The nature and source of the dataset


Completion date



  1. Table of contents
  2. The project motivation and objectives. This section presents the background of the project, the importance of the project, the research questions, and project objectives. 1-2 pages
  3. The relevant research efforts or projects overview, 1 page
  4. Dataset description. It includes: where it comes from, the description of major attributes (variables), the quality of the dataset, and data preprocessing, 2-3 pages
  5. The data mining method you used and data mining process, such as the problem you encountered and how they were solved, 1 page
  6. Data mining outcomes. You need to attach the necessary charts from SAS Enterprise Miner, page number is not restricted
  7. Discussions, problems, and further work, 1-2 pages
  8. References, if any


You may reuse the materials you developed for your previous deliverables.

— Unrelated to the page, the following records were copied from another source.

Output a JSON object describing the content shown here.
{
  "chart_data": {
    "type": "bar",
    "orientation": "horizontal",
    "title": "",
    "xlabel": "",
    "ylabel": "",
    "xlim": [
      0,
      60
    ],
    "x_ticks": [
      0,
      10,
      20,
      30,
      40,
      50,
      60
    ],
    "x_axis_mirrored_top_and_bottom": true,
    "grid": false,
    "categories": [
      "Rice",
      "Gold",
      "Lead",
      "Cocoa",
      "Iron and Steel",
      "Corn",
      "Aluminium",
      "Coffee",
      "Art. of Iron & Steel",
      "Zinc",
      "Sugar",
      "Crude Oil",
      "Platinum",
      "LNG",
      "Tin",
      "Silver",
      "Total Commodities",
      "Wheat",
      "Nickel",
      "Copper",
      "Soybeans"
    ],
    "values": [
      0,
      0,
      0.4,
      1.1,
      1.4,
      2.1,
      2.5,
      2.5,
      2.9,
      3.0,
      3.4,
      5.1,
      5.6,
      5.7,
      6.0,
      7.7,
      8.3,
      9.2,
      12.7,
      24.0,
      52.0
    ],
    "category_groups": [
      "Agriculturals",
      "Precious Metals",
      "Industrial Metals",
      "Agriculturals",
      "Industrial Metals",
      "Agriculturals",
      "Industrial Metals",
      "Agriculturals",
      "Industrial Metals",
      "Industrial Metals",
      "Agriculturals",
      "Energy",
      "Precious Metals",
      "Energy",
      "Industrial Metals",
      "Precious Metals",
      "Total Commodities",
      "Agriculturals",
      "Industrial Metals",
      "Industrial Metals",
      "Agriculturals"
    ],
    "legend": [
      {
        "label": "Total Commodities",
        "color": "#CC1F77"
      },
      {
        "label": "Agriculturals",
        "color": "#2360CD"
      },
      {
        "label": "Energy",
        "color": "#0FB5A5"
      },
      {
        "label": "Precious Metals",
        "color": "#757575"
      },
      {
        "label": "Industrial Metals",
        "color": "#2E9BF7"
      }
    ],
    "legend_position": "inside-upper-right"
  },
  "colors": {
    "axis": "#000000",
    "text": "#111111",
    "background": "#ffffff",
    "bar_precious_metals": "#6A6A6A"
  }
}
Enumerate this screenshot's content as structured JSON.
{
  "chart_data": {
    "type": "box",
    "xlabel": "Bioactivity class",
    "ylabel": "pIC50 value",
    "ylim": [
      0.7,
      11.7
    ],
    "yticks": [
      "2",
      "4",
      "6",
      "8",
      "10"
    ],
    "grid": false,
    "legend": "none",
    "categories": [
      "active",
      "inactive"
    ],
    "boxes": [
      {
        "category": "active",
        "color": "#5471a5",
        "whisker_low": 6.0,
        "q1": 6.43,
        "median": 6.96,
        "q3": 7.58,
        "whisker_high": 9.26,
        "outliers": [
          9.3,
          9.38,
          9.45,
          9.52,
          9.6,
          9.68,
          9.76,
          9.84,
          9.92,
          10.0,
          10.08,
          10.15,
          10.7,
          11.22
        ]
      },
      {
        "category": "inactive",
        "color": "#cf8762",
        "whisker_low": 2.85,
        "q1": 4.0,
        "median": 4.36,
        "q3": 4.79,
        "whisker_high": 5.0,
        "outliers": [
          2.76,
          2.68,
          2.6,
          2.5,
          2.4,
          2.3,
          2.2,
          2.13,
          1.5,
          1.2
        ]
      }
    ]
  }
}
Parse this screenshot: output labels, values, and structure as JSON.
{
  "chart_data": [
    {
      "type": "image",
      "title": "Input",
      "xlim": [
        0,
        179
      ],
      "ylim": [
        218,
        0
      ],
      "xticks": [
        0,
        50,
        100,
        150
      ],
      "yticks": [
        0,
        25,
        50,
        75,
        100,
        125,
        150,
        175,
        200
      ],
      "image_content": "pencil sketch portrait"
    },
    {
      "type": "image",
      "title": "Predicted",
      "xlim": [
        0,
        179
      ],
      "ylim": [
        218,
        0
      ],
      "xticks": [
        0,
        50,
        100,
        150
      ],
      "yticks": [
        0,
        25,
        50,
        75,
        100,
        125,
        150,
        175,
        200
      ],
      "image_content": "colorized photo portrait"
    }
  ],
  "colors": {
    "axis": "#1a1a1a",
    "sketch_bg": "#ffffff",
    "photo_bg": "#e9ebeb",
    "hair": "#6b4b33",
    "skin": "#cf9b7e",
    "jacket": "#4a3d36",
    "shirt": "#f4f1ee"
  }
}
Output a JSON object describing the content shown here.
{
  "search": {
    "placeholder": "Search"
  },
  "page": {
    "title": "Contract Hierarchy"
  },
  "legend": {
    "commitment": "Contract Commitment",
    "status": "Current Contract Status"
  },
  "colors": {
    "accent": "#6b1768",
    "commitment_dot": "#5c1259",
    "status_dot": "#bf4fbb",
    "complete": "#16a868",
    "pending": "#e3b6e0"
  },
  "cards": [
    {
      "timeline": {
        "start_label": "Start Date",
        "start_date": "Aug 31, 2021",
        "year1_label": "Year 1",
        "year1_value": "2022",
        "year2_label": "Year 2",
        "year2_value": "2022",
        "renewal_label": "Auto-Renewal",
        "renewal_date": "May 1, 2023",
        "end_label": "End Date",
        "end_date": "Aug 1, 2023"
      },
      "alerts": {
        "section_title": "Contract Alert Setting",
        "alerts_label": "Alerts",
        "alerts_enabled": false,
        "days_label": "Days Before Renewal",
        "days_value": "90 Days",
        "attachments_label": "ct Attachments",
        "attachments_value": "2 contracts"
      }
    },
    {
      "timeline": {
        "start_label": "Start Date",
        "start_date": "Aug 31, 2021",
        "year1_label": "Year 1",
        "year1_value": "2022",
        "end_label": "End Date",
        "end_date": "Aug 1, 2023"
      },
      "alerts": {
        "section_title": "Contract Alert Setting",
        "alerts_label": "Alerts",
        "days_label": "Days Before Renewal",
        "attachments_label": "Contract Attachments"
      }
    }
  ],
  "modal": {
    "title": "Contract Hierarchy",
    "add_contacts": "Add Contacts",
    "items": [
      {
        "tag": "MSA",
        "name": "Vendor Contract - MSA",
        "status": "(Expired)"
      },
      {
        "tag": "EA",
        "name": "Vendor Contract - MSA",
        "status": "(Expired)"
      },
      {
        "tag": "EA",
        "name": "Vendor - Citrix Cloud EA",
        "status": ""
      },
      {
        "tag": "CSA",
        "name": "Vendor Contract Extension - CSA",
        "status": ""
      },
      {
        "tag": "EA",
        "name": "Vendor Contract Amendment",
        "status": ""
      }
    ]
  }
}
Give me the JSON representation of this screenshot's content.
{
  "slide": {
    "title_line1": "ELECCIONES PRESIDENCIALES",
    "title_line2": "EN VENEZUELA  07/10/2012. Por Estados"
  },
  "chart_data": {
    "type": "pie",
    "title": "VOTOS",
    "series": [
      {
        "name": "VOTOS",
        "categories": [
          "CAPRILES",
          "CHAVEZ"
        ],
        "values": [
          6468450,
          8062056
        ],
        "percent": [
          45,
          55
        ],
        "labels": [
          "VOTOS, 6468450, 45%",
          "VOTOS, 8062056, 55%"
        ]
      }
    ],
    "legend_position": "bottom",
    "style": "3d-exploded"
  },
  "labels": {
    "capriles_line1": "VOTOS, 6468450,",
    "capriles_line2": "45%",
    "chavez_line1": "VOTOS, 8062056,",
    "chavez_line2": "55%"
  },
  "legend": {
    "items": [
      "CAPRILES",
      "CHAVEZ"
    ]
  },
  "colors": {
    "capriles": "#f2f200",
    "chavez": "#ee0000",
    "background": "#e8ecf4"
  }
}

B.    In general, the report must demonstrate your knowledge in both data mining and the addressed business issue. It must look professional. The size of the report body should not exceed 30 pages (point-12 font). The detailed grading criteria:


1.    The writing quality of the report, such as the completeness of the contents with regard to the above requirements, and the coherence and correctness of the writing.

2.    The effort made in data collection and data preprocessing

3.    Data mining skills and strategies

4.    Comprehensiveness of data analysis results and explanations. Business background related and in-depth discussions are encouraged.

5.    Completeness and timeliness of the deliverables


C.   Issues you are to tackle during project accomplishment:


  1. The effect of dataset quality
  2. How to conduct data pre-processing
  3. How to select right variables for the model
  4. How to use other SAS EM nodes, such as Transform, Variable selection, Insight, Score, Assessment, Multiplot, Distribution Explorer, to improve the efficiency and effectiveness of data mining
  5. How to combine different data mining skills for the project, such as applying the stepwise regression for neural network variable selection.
  6. How to explain the data mining results


D.   The following situations may have negative effects on your report evaluation and should be avoided:


1.    Irrational research story and goal  

2.    Insufficient information

3.    Incoherent logic flow in the report

4.    Overdo the report with too much trivial information. That it, you need to know what is important and what is not important.

5.    Use too many charts generated from data mining process without enough explanation.


The final version of the project report must be submitted in both electronic copy (sent to the: and hardcopy.


Note: The effort made in data preparation will increase the credit of the report.